Quelle und weitere Information zur Grafik in [1].
Zunächst: Was ist eine Gastdozentur? Nun, diese wurde mir, nachdem eine andere Option scheiterte, als die einfachste Umgehung der 12-Jahres-Regelung vorgestellt. Diese Regel – eigentlich ein Gesetz, § 57 b des Hochschulrahmengesetzes – zu umgehen, ist für viele anscheinend eine prima Sache, denn dieses Gesetz führt in der Tat zu einer widersinnigen Regelung, weil es unzureichend von zwingend greifenden Maßnahmen zur Schaffung von akademischen Juniorpositionen flankiert ist, d.h. Positionen, die Auskommen und Karrierepersepktive bieten – worauf ich noch eingehe.
Bevor jemand diese Regelung kritisiert, sollte er bedenken, dass wohl leider der wesentliche Grund, warum sie ins Leere läuft, gerade der ist, dass mit hoher Kreativität von Alternativen zur akademischen Juniorposition Gebrauch gemacht wird, um dieses Gesetz bewusst zu umgehen – ich kann die unredlichen davon gar nicht alle aufzählen, aber die Leser können es in den Kommentaren.

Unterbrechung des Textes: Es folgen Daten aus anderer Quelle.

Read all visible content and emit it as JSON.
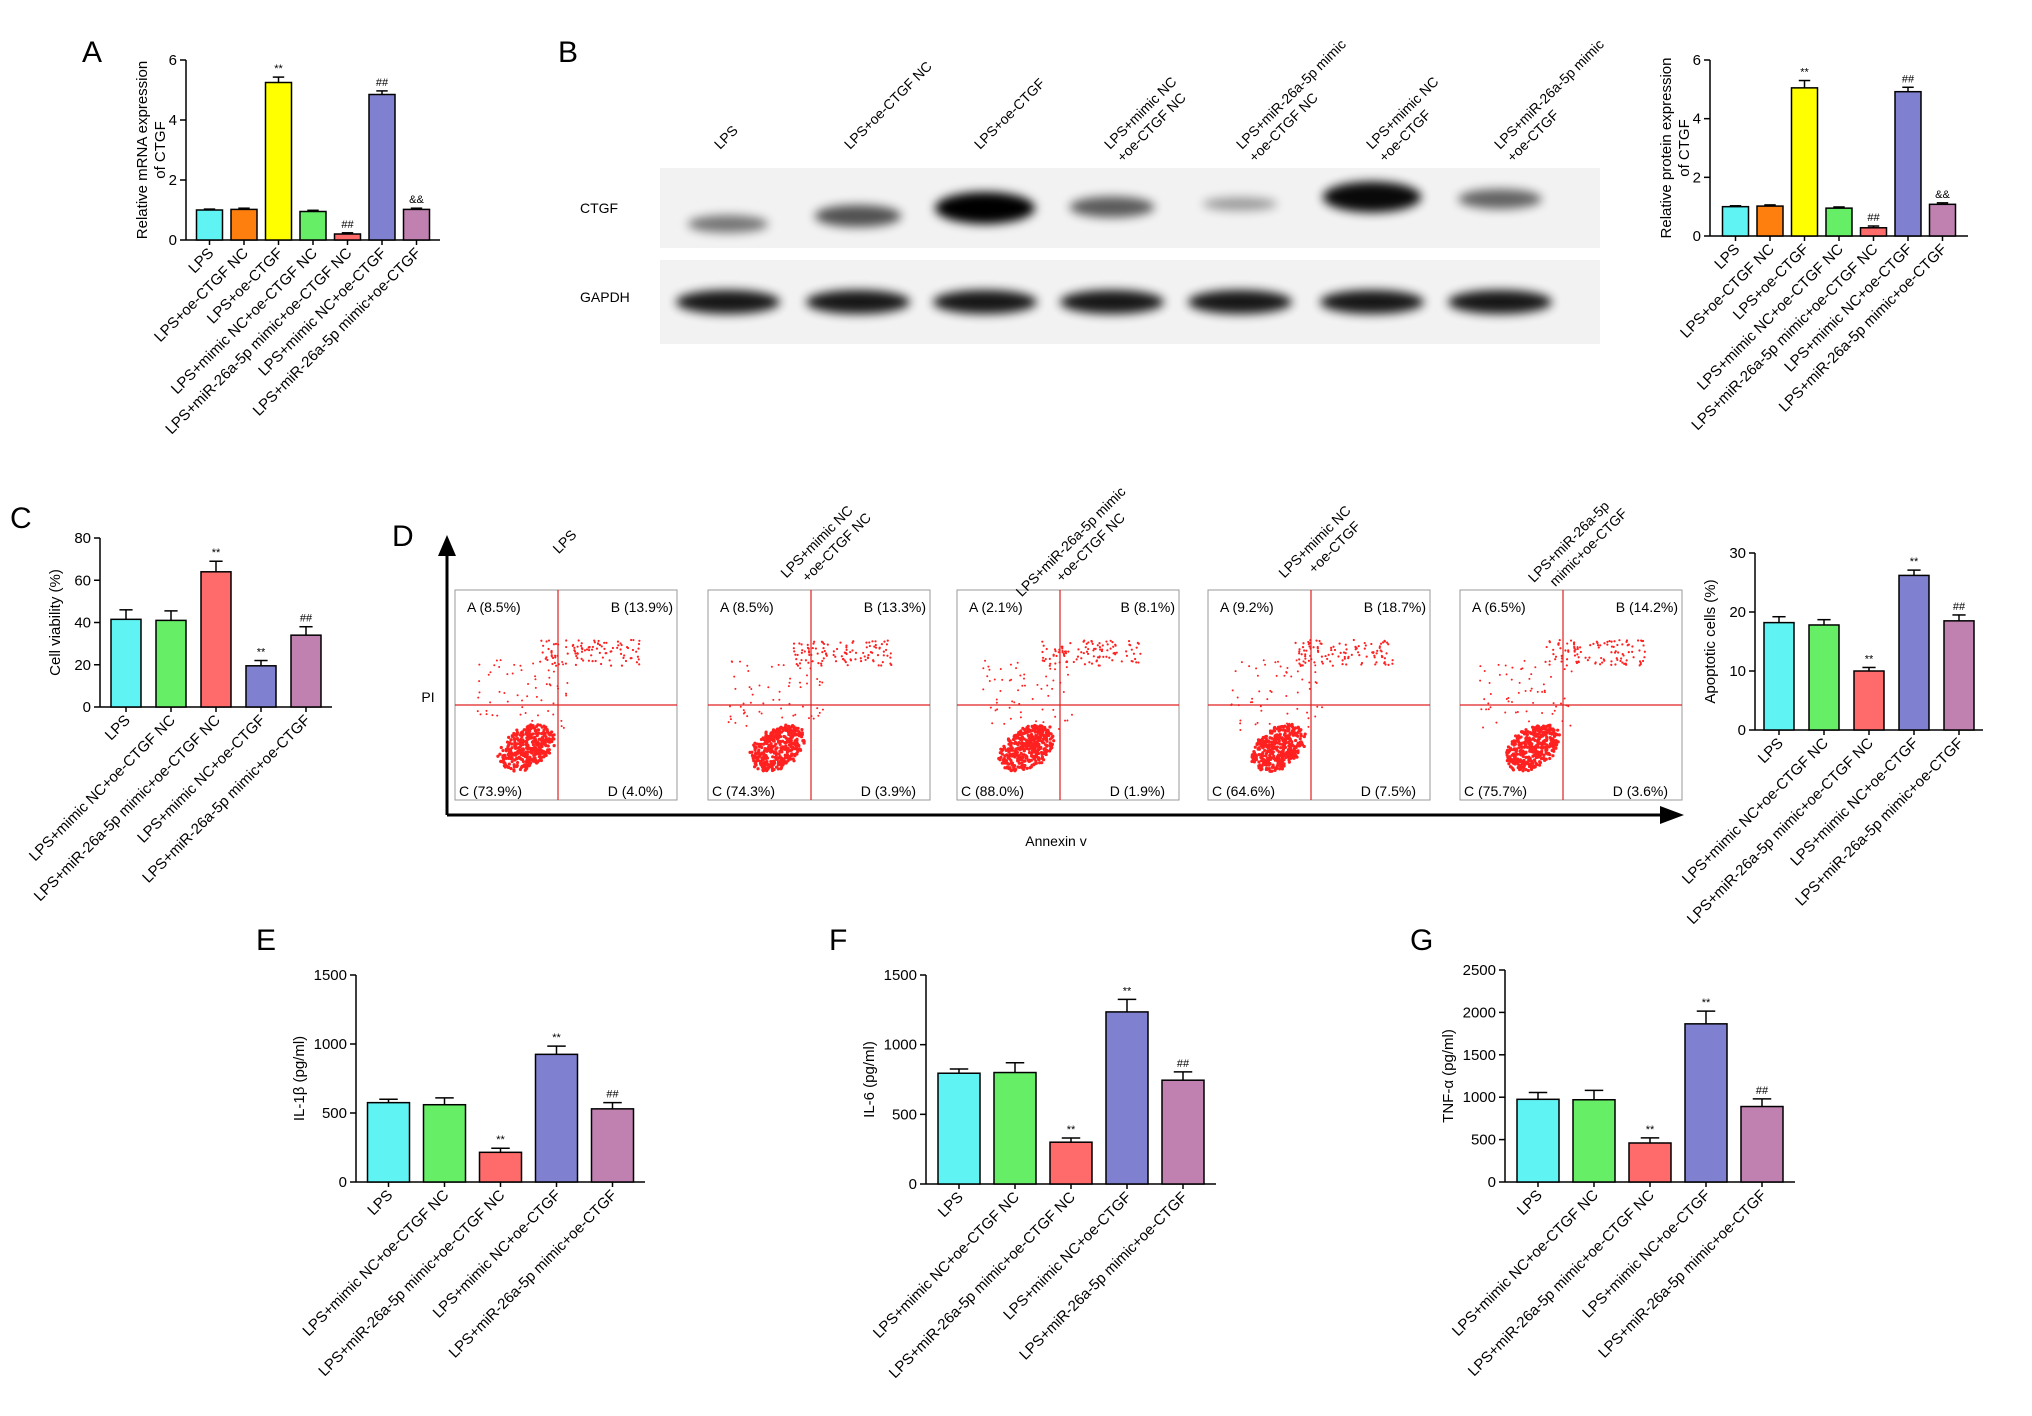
{
  "panels": {
    "A": "A",
    "B": "B",
    "C": "C",
    "D": "D",
    "E": "E",
    "F": "F",
    "G": "G"
  },
  "colors": {
    "LPS": "#5ff3f3",
    "LPS+oe-CTGF NC": "#ff7f0e",
    "LPS+oe-CTGF": "#ffff00",
    "LPS+mimic NC+oe-CTGF NC": "#66ee66",
    "LPS+miR-26a-5p mimic+oe-CTGF NC": "#ff6b6b",
    "LPS+mimic NC+oe-CTGF": "#8080d0",
    "LPS+miR-26a-5p mimic+oe-CTGF": "#c080b0",
    "quadrant_lines": "#e02020",
    "dots": "#ff2020"
  },
  "western_blot": {
    "lane_labels": [
      "LPS",
      "LPS+oe-CTGF NC",
      "LPS+oe-CTGF",
      "LPS+mimic NC\n+oe-CTGF NC",
      "LPS+miR-26a-5p mimic\n+oe-CTGF NC",
      "LPS+mimic NC\n+oe-CTGF",
      "LPS+miR-26a-5p mimic\n+oe-CTGF"
    ],
    "row_labels": [
      "CTGF",
      "GAPDH"
    ],
    "ctgf_band_intensity": [
      0.35,
      0.55,
      1.0,
      0.5,
      0.15,
      0.95,
      0.45
    ],
    "gapdh_band_intensity": [
      0.9,
      0.9,
      0.9,
      0.9,
      0.9,
      0.9,
      0.9
    ]
  },
  "flow": {
    "ylabel": "PI",
    "xlabel": "Annexin v",
    "samples": [
      {
        "title": "LPS",
        "A": "A (8.5%)",
        "B": "B (13.9%)",
        "C": "C (73.9%)",
        "D": "D (4.0%)"
      },
      {
        "title": "LPS+mimic NC\n+oe-CTGF NC",
        "A": "A (8.5%)",
        "B": "B (13.3%)",
        "C": "C (74.3%)",
        "D": "D (3.9%)"
      },
      {
        "title": "LPS+miR-26a-5p mimic\n+oe-CTGF NC",
        "A": "A (2.1%)",
        "B": "B (8.1%)",
        "C": "C (88.0%)",
        "D": "D (1.9%)"
      },
      {
        "title": "LPS+mimic NC\n+oe-CTGF",
        "A": "A (9.2%)",
        "B": "B (18.7%)",
        "C": "C (64.6%)",
        "D": "D (7.5%)"
      },
      {
        "title": "LPS+miR-26a-5p\nmimic+oe-CTGF",
        "A": "A (6.5%)",
        "B": "B (14.2%)",
        "C": "C (75.7%)",
        "D": "D (3.6%)"
      }
    ]
  },
  "chart_data": [
    {
      "panel": "A",
      "type": "bar",
      "ylabel": "Relative mRNA expression\nof CTGF",
      "ylim": [
        0,
        6
      ],
      "yticks": [
        0,
        2,
        4,
        6
      ],
      "categories": [
        "LPS",
        "LPS+oe-CTGF NC",
        "LPS+oe-CTGF",
        "LPS+mimic NC+oe-CTGF NC",
        "LPS+miR-26a-5p mimic+oe-CTGF NC",
        "LPS+mimic NC+oe-CTGF",
        "LPS+miR-26a-5p mimic+oe-CTGF"
      ],
      "values": [
        1.0,
        1.02,
        5.25,
        0.95,
        0.2,
        4.85,
        1.02
      ],
      "errors": [
        0.03,
        0.04,
        0.18,
        0.04,
        0.04,
        0.12,
        0.04
      ],
      "significance": [
        "",
        "",
        "**",
        "",
        "##",
        "##",
        "&&"
      ]
    },
    {
      "panel": "B",
      "type": "bar",
      "ylabel": "Relative protein expression\nof CTGF",
      "ylim": [
        0,
        6
      ],
      "yticks": [
        0,
        2,
        4,
        6
      ],
      "categories": [
        "LPS",
        "LPS+oe-CTGF NC",
        "LPS+oe-CTGF",
        "LPS+mimic NC+oe-CTGF NC",
        "LPS+miR-26a-5p mimic+oe-CTGF NC",
        "LPS+mimic NC+oe-CTGF",
        "LPS+miR-26a-5p mimic+oe-CTGF"
      ],
      "values": [
        1.0,
        1.02,
        5.05,
        0.95,
        0.28,
        4.92,
        1.08
      ],
      "errors": [
        0.03,
        0.04,
        0.25,
        0.04,
        0.06,
        0.15,
        0.05
      ],
      "significance": [
        "",
        "",
        "**",
        "",
        "##",
        "##",
        "&&"
      ]
    },
    {
      "panel": "C",
      "type": "bar",
      "ylabel": "Cell viability (%)",
      "ylim": [
        0,
        80
      ],
      "yticks": [
        0,
        20,
        40,
        60,
        80
      ],
      "categories": [
        "LPS",
        "LPS+mimic NC+oe-CTGF NC",
        "LPS+miR-26a-5p mimic+oe-CTGF NC",
        "LPS+mimic NC+oe-CTGF",
        "LPS+miR-26a-5p mimic+oe-CTGF"
      ],
      "values": [
        41.5,
        41.0,
        64.0,
        19.5,
        34.0
      ],
      "errors": [
        4.5,
        4.5,
        5.0,
        2.5,
        4.0
      ],
      "significance": [
        "",
        "",
        "**",
        "**",
        "##"
      ]
    },
    {
      "panel": "D",
      "type": "bar",
      "ylabel": "Apoptotic cells (%)",
      "ylim": [
        0,
        30
      ],
      "yticks": [
        0,
        10,
        20,
        30
      ],
      "categories": [
        "LPS",
        "LPS+mimic NC+oe-CTGF NC",
        "LPS+miR-26a-5p mimic+oe-CTGF NC",
        "LPS+mimic NC+oe-CTGF",
        "LPS+miR-26a-5p mimic+oe-CTGF"
      ],
      "values": [
        18.2,
        17.8,
        10.0,
        26.2,
        18.5
      ],
      "errors": [
        1.0,
        0.9,
        0.6,
        0.9,
        1.0
      ],
      "significance": [
        "",
        "",
        "**",
        "**",
        "##"
      ]
    },
    {
      "panel": "E",
      "type": "bar",
      "ylabel": "IL-1β (pg/ml)",
      "ylim": [
        0,
        1500
      ],
      "yticks": [
        0,
        500,
        1000,
        1500
      ],
      "categories": [
        "LPS",
        "LPS+mimic NC+oe-CTGF NC",
        "LPS+miR-26a-5p mimic+oe-CTGF NC",
        "LPS+mimic NC+oe-CTGF",
        "LPS+miR-26a-5p mimic+oe-CTGF"
      ],
      "values": [
        575,
        560,
        215,
        925,
        530
      ],
      "errors": [
        25,
        50,
        30,
        60,
        45
      ],
      "significance": [
        "",
        "",
        "**",
        "**",
        "##"
      ]
    },
    {
      "panel": "F",
      "type": "bar",
      "ylabel": "IL-6 (pg/ml)",
      "ylim": [
        0,
        1500
      ],
      "yticks": [
        0,
        500,
        1000,
        1500
      ],
      "categories": [
        "LPS",
        "LPS+mimic NC+oe-CTGF NC",
        "LPS+miR-26a-5p mimic+oe-CTGF NC",
        "LPS+mimic NC+oe-CTGF",
        "LPS+miR-26a-5p mimic+oe-CTGF"
      ],
      "values": [
        795,
        800,
        300,
        1235,
        745
      ],
      "errors": [
        30,
        70,
        30,
        90,
        60
      ],
      "significance": [
        "",
        "",
        "**",
        "**",
        "##"
      ]
    },
    {
      "panel": "G",
      "type": "bar",
      "ylabel": "TNF-α (pg/ml)",
      "ylim": [
        0,
        2500
      ],
      "yticks": [
        0,
        500,
        1000,
        1500,
        2000,
        2500
      ],
      "categories": [
        "LPS",
        "LPS+mimic NC+oe-CTGF NC",
        "LPS+miR-26a-5p mimic+oe-CTGF NC",
        "LPS+mimic NC+oe-CTGF",
        "LPS+miR-26a-5p mimic+oe-CTGF"
      ],
      "values": [
        975,
        970,
        460,
        1865,
        890
      ],
      "errors": [
        80,
        110,
        60,
        150,
        90
      ],
      "significance": [
        "",
        "",
        "**",
        "**",
        "##"
      ]
    }
  ]
}
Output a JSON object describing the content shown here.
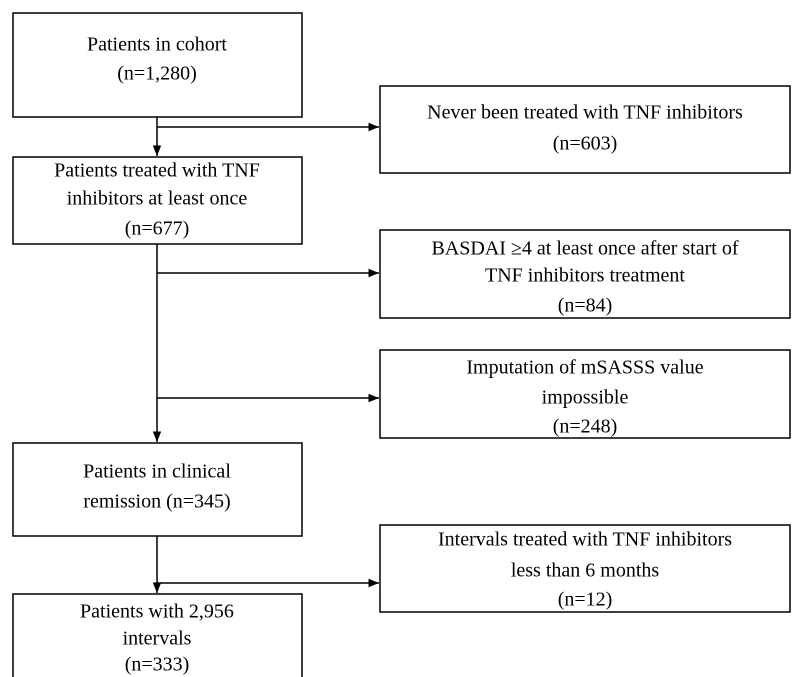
{
  "nodes": [
    {
      "lines": [
        "Patients in cohort",
        "(n=1,280)"
      ]
    },
    {
      "lines": [
        "Never been treated with TNF inhibitors",
        "(n=603)"
      ]
    },
    {
      "lines": [
        "Patients treated with TNF",
        "inhibitors at least once",
        "(n=677)"
      ]
    },
    {
      "lines": [
        "BASDAI ≥4 at least once after start of",
        "TNF inhibitors treatment",
        "(n=84)"
      ]
    },
    {
      "lines": [
        "Imputation of mSASSS value",
        "impossible",
        "(n=248)"
      ]
    },
    {
      "lines": [
        "Patients in clinical",
        "remission (n=345)"
      ]
    },
    {
      "lines": [
        "Intervals treated with TNF inhibitors",
        "less than 6 months",
        "(n=12)"
      ]
    },
    {
      "lines": [
        "Patients with 2,956",
        "intervals",
        "(n=333)"
      ]
    }
  ]
}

Natürlich wird ein Gesetz, das umgangen werden kann, nicht zu der gewünschten Regelung des wissenschaftlichen Nachwuchses führen.
Wo die Verantwortung liegt, ist im Grunde nebensächlich, in der Wissenschaft würden wir, wenn Gesetze nicht greifen und Anomalien auftauchen,1 von der Notwendigkeit eines Paradigmenwechsels reden.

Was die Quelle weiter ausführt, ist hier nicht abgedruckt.